Now, I could go on about how Separation Sunday sums up the experience of our generation, but really, it doesn’t. It’s fantastic, ludicrous, and overblown. Finn throws out profound one-liners alongside sex jokes and puns, loosely, haphazardly. There are stories, but they don’t always make sense, or have a beginning, middle, and end. And musically, it’s not The Hold Steady’s best album: Boys and Girls in America has that honor.
And yet, I still get the shivers whenever I listen to it. I’ve never “done any drug” other than alcohol, and I fucking hate parties, and yet it seems so deeply meaningful. The characters, and their superhuman-yet-human actions, and their journey, in its weirdness, it’s almost religious oddity, takes on a new meaning. In this way, it’s almost like a modern myth, like The Golden Ass circa 2005 – a tragicomedy about the sheer weirdness of reality.
I Got a New Friend
In the last few years, a lot of people have taken to asking Finn about his changing religious views. This is in part due to his recent album, Clear Heart Full Eyes, where he drops the J-word twenty times, almost entirely positively.
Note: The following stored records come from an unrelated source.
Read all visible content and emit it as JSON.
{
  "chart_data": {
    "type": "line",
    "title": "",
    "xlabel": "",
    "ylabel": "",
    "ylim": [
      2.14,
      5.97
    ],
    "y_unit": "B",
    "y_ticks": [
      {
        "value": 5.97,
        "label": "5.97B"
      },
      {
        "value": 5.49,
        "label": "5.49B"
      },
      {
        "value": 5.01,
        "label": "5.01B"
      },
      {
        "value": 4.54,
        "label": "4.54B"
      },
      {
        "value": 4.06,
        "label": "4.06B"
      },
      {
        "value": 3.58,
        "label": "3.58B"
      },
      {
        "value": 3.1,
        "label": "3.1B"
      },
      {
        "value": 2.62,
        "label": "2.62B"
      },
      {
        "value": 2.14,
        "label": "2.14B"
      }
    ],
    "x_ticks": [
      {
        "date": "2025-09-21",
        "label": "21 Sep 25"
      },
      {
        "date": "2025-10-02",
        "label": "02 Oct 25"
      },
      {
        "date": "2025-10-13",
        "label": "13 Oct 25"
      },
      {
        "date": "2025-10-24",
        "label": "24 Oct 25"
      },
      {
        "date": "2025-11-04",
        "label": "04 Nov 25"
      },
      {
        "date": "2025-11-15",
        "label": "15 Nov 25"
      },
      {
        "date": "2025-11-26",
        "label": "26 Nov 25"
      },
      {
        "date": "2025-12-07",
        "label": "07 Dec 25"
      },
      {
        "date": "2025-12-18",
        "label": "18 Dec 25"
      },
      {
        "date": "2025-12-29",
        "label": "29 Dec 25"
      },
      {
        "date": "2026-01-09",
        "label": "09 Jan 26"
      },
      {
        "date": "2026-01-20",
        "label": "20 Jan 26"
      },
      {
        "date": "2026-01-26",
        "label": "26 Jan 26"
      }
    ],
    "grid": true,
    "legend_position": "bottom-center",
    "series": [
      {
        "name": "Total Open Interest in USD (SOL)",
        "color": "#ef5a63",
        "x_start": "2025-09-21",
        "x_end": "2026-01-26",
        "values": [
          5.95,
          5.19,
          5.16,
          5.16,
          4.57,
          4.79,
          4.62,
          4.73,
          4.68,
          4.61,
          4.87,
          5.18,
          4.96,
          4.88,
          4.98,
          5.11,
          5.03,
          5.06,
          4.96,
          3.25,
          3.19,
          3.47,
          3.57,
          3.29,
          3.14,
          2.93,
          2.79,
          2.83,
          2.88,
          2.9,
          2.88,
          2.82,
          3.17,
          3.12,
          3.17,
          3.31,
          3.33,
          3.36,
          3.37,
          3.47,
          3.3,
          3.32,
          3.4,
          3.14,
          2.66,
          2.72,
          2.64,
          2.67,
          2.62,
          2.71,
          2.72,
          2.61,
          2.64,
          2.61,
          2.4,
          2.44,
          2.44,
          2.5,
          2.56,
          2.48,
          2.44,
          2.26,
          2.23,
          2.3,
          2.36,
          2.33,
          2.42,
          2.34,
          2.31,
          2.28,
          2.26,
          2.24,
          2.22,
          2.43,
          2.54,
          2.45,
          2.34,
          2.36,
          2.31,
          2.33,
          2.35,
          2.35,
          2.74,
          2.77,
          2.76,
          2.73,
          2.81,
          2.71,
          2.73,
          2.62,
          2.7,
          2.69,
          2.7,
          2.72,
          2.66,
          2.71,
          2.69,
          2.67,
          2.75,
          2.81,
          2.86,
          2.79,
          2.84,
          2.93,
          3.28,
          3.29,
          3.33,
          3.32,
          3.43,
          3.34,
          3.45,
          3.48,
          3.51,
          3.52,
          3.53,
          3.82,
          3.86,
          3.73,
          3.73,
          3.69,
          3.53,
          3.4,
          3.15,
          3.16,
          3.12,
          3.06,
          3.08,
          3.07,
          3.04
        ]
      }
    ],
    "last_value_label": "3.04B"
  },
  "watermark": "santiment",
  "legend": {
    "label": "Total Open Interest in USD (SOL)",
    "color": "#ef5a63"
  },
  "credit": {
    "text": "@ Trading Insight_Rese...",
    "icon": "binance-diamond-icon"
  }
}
Indeed, there’s something so simple about songs like “New Friend Jesus” that you almost have to wonder whether Finn’s attitude towards religion has changed. Separation Sunday was complicated, confused, and aggressive, and his new music goes down so easily.
But then you start to look at the lyrics, and you see that Finn is just the same old spiritual prankster he always has been:
We drove around all summer long
We parked behind the bars
I’ve got a new friend and my new friend’s name is Jesus
People say we suck at sports
But they don’t understand
It’s hard to catch with holes right through your hands
Religion, after all, doesn’t have to be this big, holy, unseeable, mystic other. It can be, certainly. But more often, it is human, profane, funny, and yet strangely beautiful and meaningful at the same time.
In some ways, the Protestant culture that I’ve come from has said all it has to say about religion – and we have to start listening to others, such as Catholics, to actually start understanding what religion is beyond our narrow viewpoints. Maybe the reason I’ve always found the Hold Steady so intriguing is because listening to them feels like interfaith dialogue.